As
Telecom Eireann, eircom was the
national telecommunications company of
Ireland, owned by the
state. Its
monopoly on phone services was ended by
deregulation in the late
1990s, and the
government came up with the
wheeze of selling the company back to its owners, the
citizens of Ireland, in a public
flotation. This was a similar
jape to that carried off by the
British government many years earlier with their
Gas and
Electricity services.
In addition to institutional investors, thousands of ordinary folk applied to purchase shares in 1999, paying between IR£250 and IR£10,000 for a slice of the action. However, the issue proved to be overvalued and, apart from an initial rise, the shares have consistently traded well below their issue price.
eircom operates two ISPs in Ireland, Indigo and eircom.net. It used to own the mobile phone network Eircell, but this has now been sold to Vodafone. Despite its depressed share price, however, in 2001 eircom was the subject a frenzied bidding war by two companies seeking to take it over.
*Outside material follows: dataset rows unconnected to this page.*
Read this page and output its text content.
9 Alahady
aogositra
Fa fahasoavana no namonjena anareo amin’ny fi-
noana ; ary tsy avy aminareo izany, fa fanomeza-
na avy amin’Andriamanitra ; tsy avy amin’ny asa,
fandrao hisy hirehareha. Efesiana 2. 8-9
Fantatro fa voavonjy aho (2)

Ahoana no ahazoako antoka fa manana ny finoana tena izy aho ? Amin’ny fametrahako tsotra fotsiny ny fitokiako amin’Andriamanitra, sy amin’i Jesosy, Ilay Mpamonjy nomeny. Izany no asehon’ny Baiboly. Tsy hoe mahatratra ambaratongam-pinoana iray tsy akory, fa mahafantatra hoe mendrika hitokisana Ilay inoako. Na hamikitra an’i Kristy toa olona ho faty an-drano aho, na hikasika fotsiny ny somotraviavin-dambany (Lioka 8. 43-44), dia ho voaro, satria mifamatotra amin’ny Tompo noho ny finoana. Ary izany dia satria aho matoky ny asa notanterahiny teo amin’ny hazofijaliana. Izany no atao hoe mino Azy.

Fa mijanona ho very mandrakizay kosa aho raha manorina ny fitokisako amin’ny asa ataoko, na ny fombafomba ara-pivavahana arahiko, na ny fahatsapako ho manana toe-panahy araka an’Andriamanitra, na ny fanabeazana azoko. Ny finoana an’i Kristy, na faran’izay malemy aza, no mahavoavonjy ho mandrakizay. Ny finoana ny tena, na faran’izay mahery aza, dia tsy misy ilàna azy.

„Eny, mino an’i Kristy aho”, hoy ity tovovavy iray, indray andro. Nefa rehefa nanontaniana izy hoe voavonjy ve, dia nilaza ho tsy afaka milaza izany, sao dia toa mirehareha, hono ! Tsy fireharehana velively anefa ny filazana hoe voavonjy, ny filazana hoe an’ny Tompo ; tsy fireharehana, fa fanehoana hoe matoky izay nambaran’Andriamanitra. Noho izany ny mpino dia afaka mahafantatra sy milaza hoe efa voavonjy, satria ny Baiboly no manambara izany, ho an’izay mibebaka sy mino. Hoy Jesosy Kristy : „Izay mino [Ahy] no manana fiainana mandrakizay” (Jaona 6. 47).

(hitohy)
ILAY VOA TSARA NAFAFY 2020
These were the eIsland consortium, led by Dennis O'Brien (Irish businessman who sold his Esat telecommunications business to BT in 2000) and Valentia, a consortium fronted by Heinz/Independent Newspapers supremo Tony O'Reilly. After many bids and counter bids, O'Reilly succeeded in convincing over 80% of the company's shareholders to sell him the company at a knock-down price.